Help needed with sequences :D

hello,

I have (at least I think) learned and understand a lot of definitions and theorems with numerical series and sequences, so i found something like quiz with true and false questions but i don't have the answers from this questions so i need someone to check did i answered them correctly so I can check myself and my understanding of these part of my study :D

**1. which are correct ? **

a) every convergent sequence is bounded and monotonous

b) every bounded and monotonous sequence is convergent

c) every bounded sequence have finite or infinite limit

d) if sequence have accumulation point than he is convergent

my answers are b) and c). I think a) is false because if a_n = 1 than it's convergent and it's bounded but not monotonous (or am I wrong), and i think d) is false too because sequence have more than one accumulation point than it can't be convergent (and it didn't say that is just one... it says that sequence have...)

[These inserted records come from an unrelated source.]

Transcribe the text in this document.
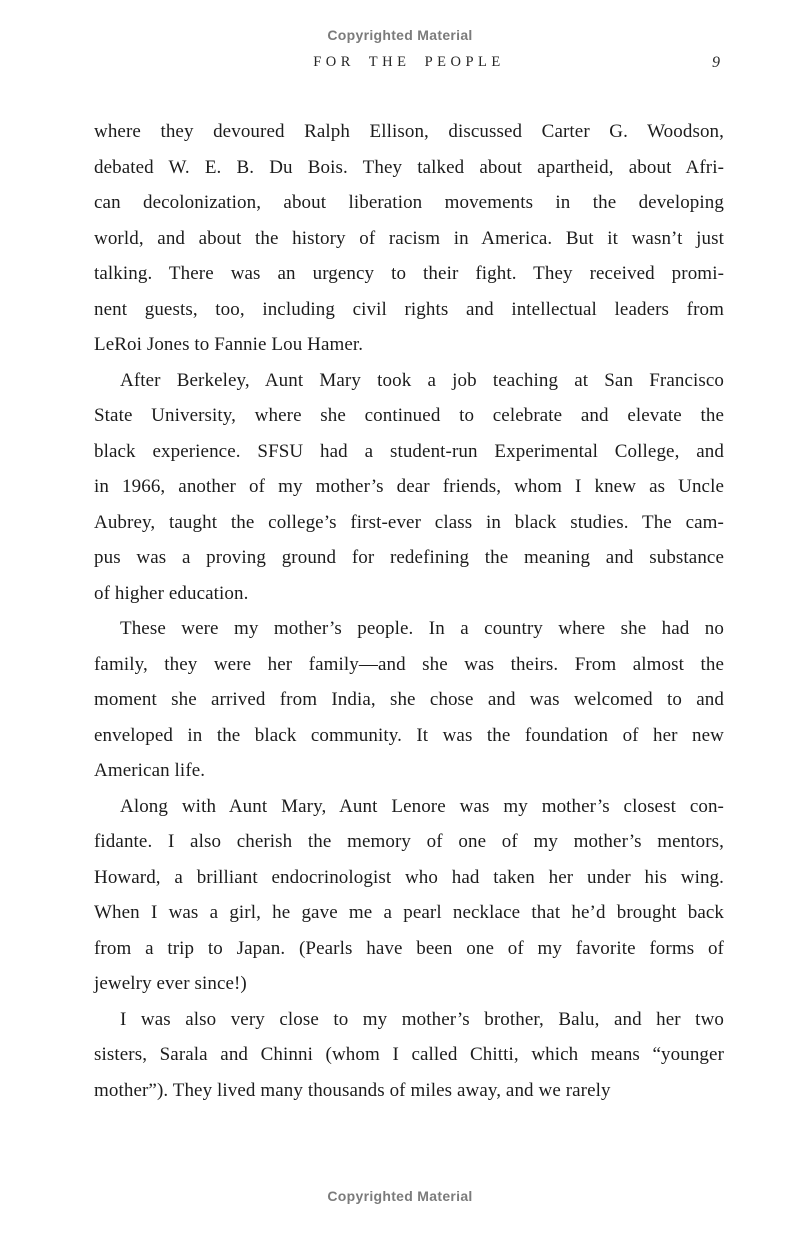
Copyrighted Material
FOR THE PEOPLE	9

where they devoured Ralph Ellison, discussed Carter G. Woodson,
debated W. E. B. Du Bois. They talked about apartheid, about Afri-
can decolonization, about liberation movements in the developing
world, and about the history of racism in America. But it wasn’t just
talking. There was an urgency to their fight. They received promi-
nent guests, too, including civil rights and intellectual leaders from
LeRoi Jones to Fannie Lou Hamer.

After Berkeley, Aunt Mary took a job teaching at San Francisco
State University, where she continued to celebrate and elevate the
black experience. SFSU had a student-run Experimental College, and
in 1966, another of my mother’s dear friends, whom I knew as Uncle
Aubrey, taught the college’s first-ever class in black studies. The cam-
pus was a proving ground for redefining the meaning and substance
of higher education.

These were my mother’s people. In a country where she had no
family, they were her family—and she was theirs. From almost the
moment she arrived from India, she chose and was welcomed to and
enveloped in the black community. It was the foundation of her new
American life.

Along with Aunt Mary, Aunt Lenore was my mother’s closest con-
fidante. I also cherish the memory of one of my mother’s mentors,
Howard, a brilliant endocrinologist who had taken her under his wing.
When I was a girl, he gave me a pearl necklace that he’d brought back
from a trip to Japan. (Pearls have been one of my favorite forms of
jewelry ever since!)

I was also very close to my mother’s brother, Balu, and her two
sisters, Sarala and Chinni (whom I called Chitti, which means “younger
mother”). They lived many thousands of miles away, and we rarely

Copyrighted Material
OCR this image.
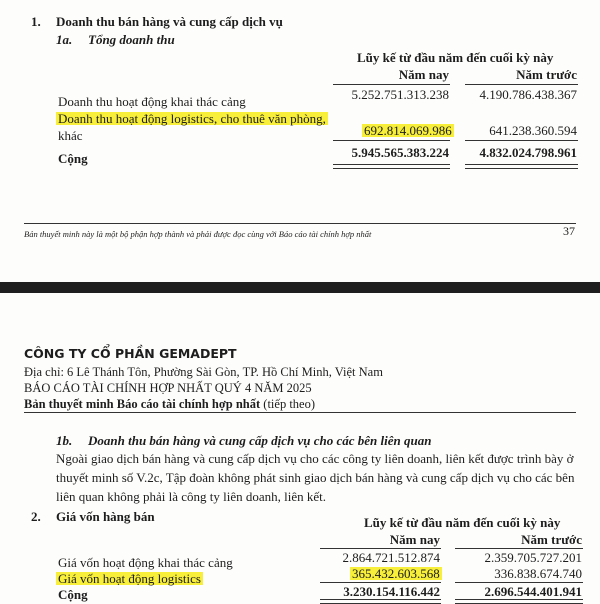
1. Doanh thu bán hàng và cung cấp dịch vụ
1a. Tổng doanh thu
Lũy kế từ đầu năm đến cuối kỳ này
Năm nay	Năm trước
Doanh thu hoạt động khai thác cảng	5.252.751.313.238	4.190.786.438.367
Doanh thu hoạt động logistics, cho thuê văn phòng,
khác	692.814.069.986	641.238.360.594
Cộng	5.945.565.383.224	4.832.024.798.961
Bản thuyết minh này là một bộ phận hợp thành và phải được đọc cùng với Báo cáo tài chính hợp nhất	37
CÔNG TY CỔ PHẦN GEMADEPT
Địa chỉ: 6 Lê Thánh Tôn, Phường Sài Gòn, TP. Hồ Chí Minh, Việt Nam
BÁO CÁO TÀI CHÍNH HỢP NHẤT QUÝ 4 NĂM 2025
Bản thuyết minh Báo cáo tài chính hợp nhất (tiếp theo)
1b. Doanh thu bán hàng và cung cấp dịch vụ cho các bên liên quan
Ngoài giao dịch bán hàng và cung cấp dịch vụ cho các công ty liên doanh, liên kết được trình bày ở
thuyết minh số V.2c, Tập đoàn không phát sinh giao dịch bán hàng và cung cấp dịch vụ cho các bên
liên quan không phải là công ty liên doanh, liên kết.
2. Giá vốn hàng bán	Lũy kế từ đầu năm đến cuối kỳ này
Năm nay	Năm trước
Giá vốn hoạt động khai thác cảng	2.864.721.512.874	2.359.705.727.201
Giá vốn hoạt động logistics	365.432.603.568	336.838.674.740
Cộng	3.230.154.116.442	2.696.544.401.941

**2. which are correct ? **

a) every convergent sequence is bounded

b) every convergent sequence is bounded and monotonous

c) if sequence is not bounded than it's not convergent

d) convergent sequence can have more different accumulation points

my answers are a) and c)

**3. which are correct ? **

a) every non-monotonous sequence is not convergent

b) every monotonous sequence have finite or infinite limit

c) every bounded sequence have at least one accumulation point

d) every divergent sequence is non-monotonous

my answers b) and c)

**4. which are correct ? **

a) every bounded sequence is convergent

b) every non bounded sequence is divergent

c) every bounded sequence have at least one accumulation point

d) every convergent sequence is monotonous

my answers b) and c)

Re: Help needed with sequences :D

For number 1, consider the sequence $\displaystyle a_n=(-1)^n$ and what does that tell you about choice C

Your answer to 5 is not consistent with your answer to 2

Re: Help needed with sequences :D

question no. 5 should not even be there... my mistake while retyping and copy paste :D

hmmm... if that sequence than limit goes to something like e^(2i) on the interval (0, pi) .... but if i look at that one than even my answer b) is wrong because that sequence is bounded and monotonous but not convergent ?!